Web論

かつて、現在のようにブログがブームを過ぎて一般化する前に、テキストサイトという「新時代の町人文化」がありました。(今も伝承されている、という見方もできますがここはあえて過去形です。)

かつてそのテキストサイトで有名なサイト(大手サイトと言われた)だった残鉄剣というサイトが、思い出したように更新していると聞いて(via 花魁発狂)見てきました。元甲子園投手のおじいちゃんが草野球をしているかのごとき更新を見て、なんとも言えない気分になりました。

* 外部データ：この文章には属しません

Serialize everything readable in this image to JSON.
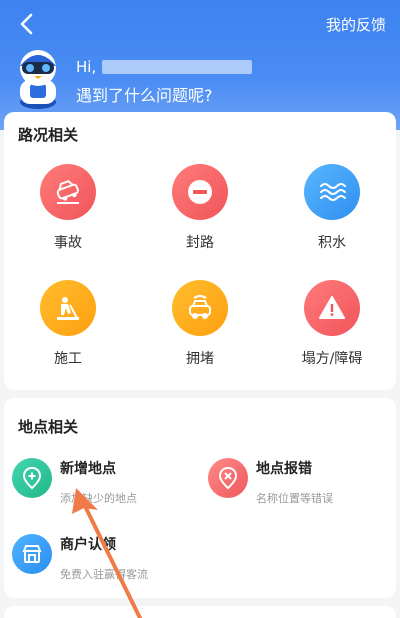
{
  "header": {
    "feedback_label": "我的反馈",
    "greeting": "Hi,",
    "question": "遇到了什么问题呢?"
  },
  "road": {
    "title": "路况相关",
    "items": [
      {
        "label": "事故",
        "icon": "accident-car-icon"
      },
      {
        "label": "封路",
        "icon": "road-closed-icon"
      },
      {
        "label": "积水",
        "icon": "water-icon"
      },
      {
        "label": "施工",
        "icon": "construction-worker-icon"
      },
      {
        "label": "拥堵",
        "icon": "traffic-jam-icon"
      },
      {
        "label": "塌方/障碍",
        "icon": "warning-icon"
      }
    ]
  },
  "place": {
    "title": "地点相关",
    "items": [
      {
        "title": "新增地点",
        "subtitle": "添加缺少的地点",
        "icon": "location-plus-icon"
      },
      {
        "title": "地点报错",
        "subtitle": "名称位置等错误",
        "icon": "location-error-icon"
      },
      {
        "title": "商户认领",
        "subtitle": "免费入驻赢得客流",
        "icon": "shop-icon"
      }
    ]
  },
  "colors": {
    "header_blue": "#4a8cf3",
    "red": "#f0555a",
    "blue": "#2f8ff0",
    "orange": "#ff9f0f",
    "green": "#1fb889",
    "annotation_arrow": "#f07a48"
  }
}
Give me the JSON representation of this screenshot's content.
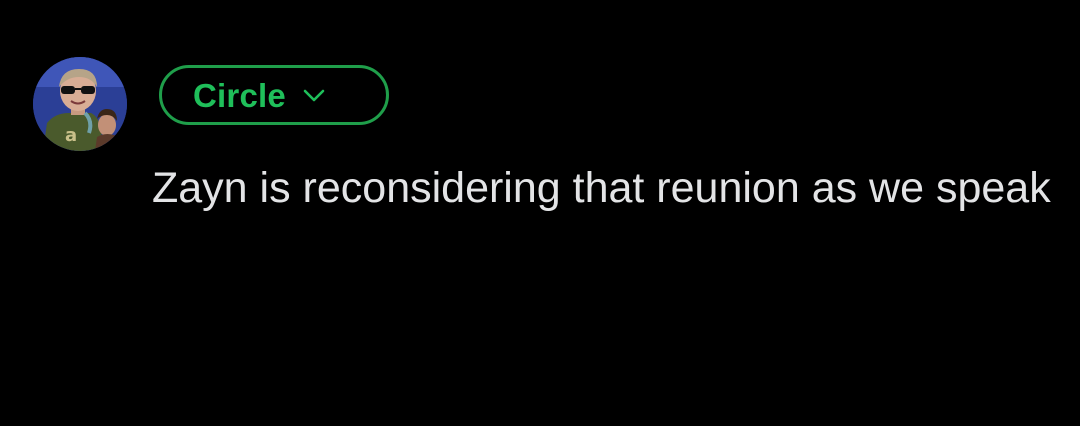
{
  "post": {
    "audience": {
      "label": "Circle",
      "icon": "chevron-down-icon",
      "color": "#1fbf5a"
    },
    "avatar": {
      "icon": "user-avatar-photo"
    },
    "text": "Zayn is reconsidering that reunion as we speak"
  },
  "theme": {
    "background": "#000000",
    "text_color": "#e3e4e6",
    "accent": "#1f9e4a"
  }
}
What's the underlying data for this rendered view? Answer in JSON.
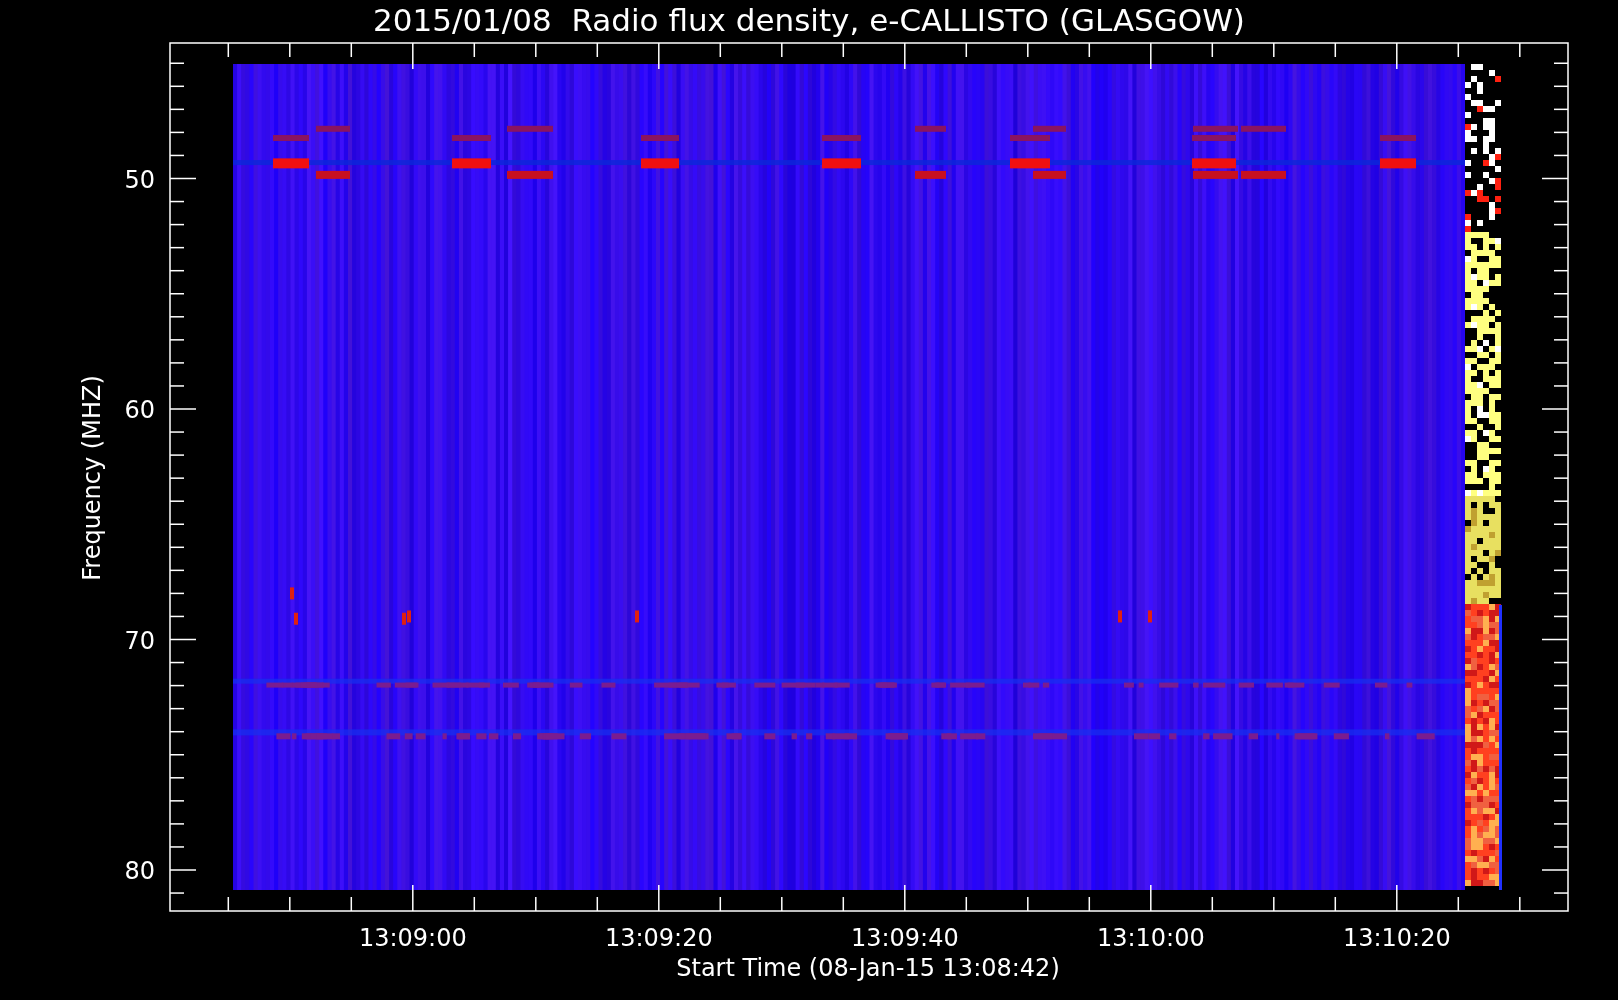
{
  "plot": {
    "title": "2015/01/08  Radio flux density, e-CALLISTO (GLASGOW)",
    "xlabel": "Start Time (08-Jan-15 13:08:42)",
    "ylabel": "Frequency (MHZ)",
    "xticks": [
      "13:09:00",
      "13:09:20",
      "13:09:40",
      "13:10:00",
      "13:10:20"
    ],
    "yticks": [
      "50",
      "60",
      "70",
      "80"
    ]
  }
}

ふと10年ぶりくらいに、2ちゃんねるのテキストサイトスレッドを探してみました。ブログがひとつの板を所有するまでになったのに、相変わらずテキストサイトはネットウォッチ板のスレッドのままで細々と存続していました。

そこでこんな文章に目が止まったのです。

352 :名無しさん@ゴーゴーゴーゴー!:2007/03/07(水) 22:18:28 ID:BY3wWKoK
4年ぶりくらいにテキスレ読んだ。悲しくなった。なんだよこの廃れ具合。
俺はお前たちの言う大手サイトの管理人だった男だ。
当時のサイトを目に留めてもらい、色んな文章の仕事を経て今はそこそこ有名な編プロで働いてる。
本物の文章のプロの中じゃ俺なんかぺーぺーで毎日辛いことばかりだ。
仕事で文章を書くのは苦しくて、そんな時、テキストサイトをやってた自分を思い出す。
ネタ帳を持ち歩いて、どんな小さなことでもメモして、ちょっとした言い回しでも
何かネタにならないかと頭を駆けめぐらせてた。
今と比較したら文章なんか下手すぎて読めたもんじゃない。
でも素人なりにアイデアと文章だけで、毎日本気で勝負してた。
他のサイトで面白いネタ出されると悔しかったし、負けたくないと思って必死だった。楽しかったよ。
それがなんだよ、この界隈の退廃ぶりは。
その辺のニュースかき集めて適当なコメントと(笑)なんか付けてる
広告貼りまくりの読みにくいblogに席巻されて、文章だけで戦ってるサイトなんかありゃしない。
オナニーに夢中で自分が気持ちよくなりたいヤツばっかりじゃないか。
みんなを気持ちよくさせたいポルノなヤツはいないのか?もうそんなヤツは残ってないのか?
俺たちが魂削って勝負したテキストサイトなんてもう死語なのか?
毎日朝まで働いて遊びでパソコンなんか見る暇ない。
でもショックなことがあって、仕事続ける自信なくなって、昔のこと思い出して、
エネルギーが欲しくてテキストサイトを探した。でもなかった。なんか涙が出てきた。
縦読みでもなんでもないチラ裏長文ですまん。しかし、書かずにいられなかった。
枕を抱えて寝るとするよ。おやすみ。

なぜ見る(笑)
そんなのマトモに読むのは、肛門に顔近づけて深呼吸するようなもんです。必ず屁を吸ってしまいますぞ!

…とまあ冗談はさておき、その気持ちは分かります。僕もテキストサイトをやっていましたが、現実世界で特にやることもなく、何かの特殊技能や自信もない僕にとっても、サイトの存在はとても大きかったものです。

最近でも、こんな記事を見かけました。

その当時、自分でもかなり情緒が不安定で、すべてがもうどうにでもなってしまえと自暴自棄になりかけていたんですが、実はぎりぎり踏みとどまれたのはこのブログがあったからです。
自分のブログがあるということ:DESIGN IT! w/LOVE

現実世界では影も形も、何の実効もない趣味のサイトが、ここまで人の心に大きな位置を占める。不思議なものです。

それにそてもこの人、いかにもネタ系の出自らしく、文章技法は今ひとつで、苦労がしのばれます。ただ、それにも関わらず、口語調の個性的な文体やグルーヴ感には、引き込まれるものがあるのも確かです。さすがに元大手サイト。

このやり場のないテキストは、僕がここで供養しておきます。

過去の栄光を持ち出したり、自信の担保を外部化したりすることなく、自分の中に確固たる評価軸を持ち、文章と意志の力で現実と戦っていけますように。この人も、僕も。

(あと、352さんはポルノなブログを始めればいいと思います。別にテキストサイトだから面白かったわけではなくて、玉石混淆の割合なんて今も昔も、それこそ個人ホームページも日記系もテキストサイトもブログも変わりません。)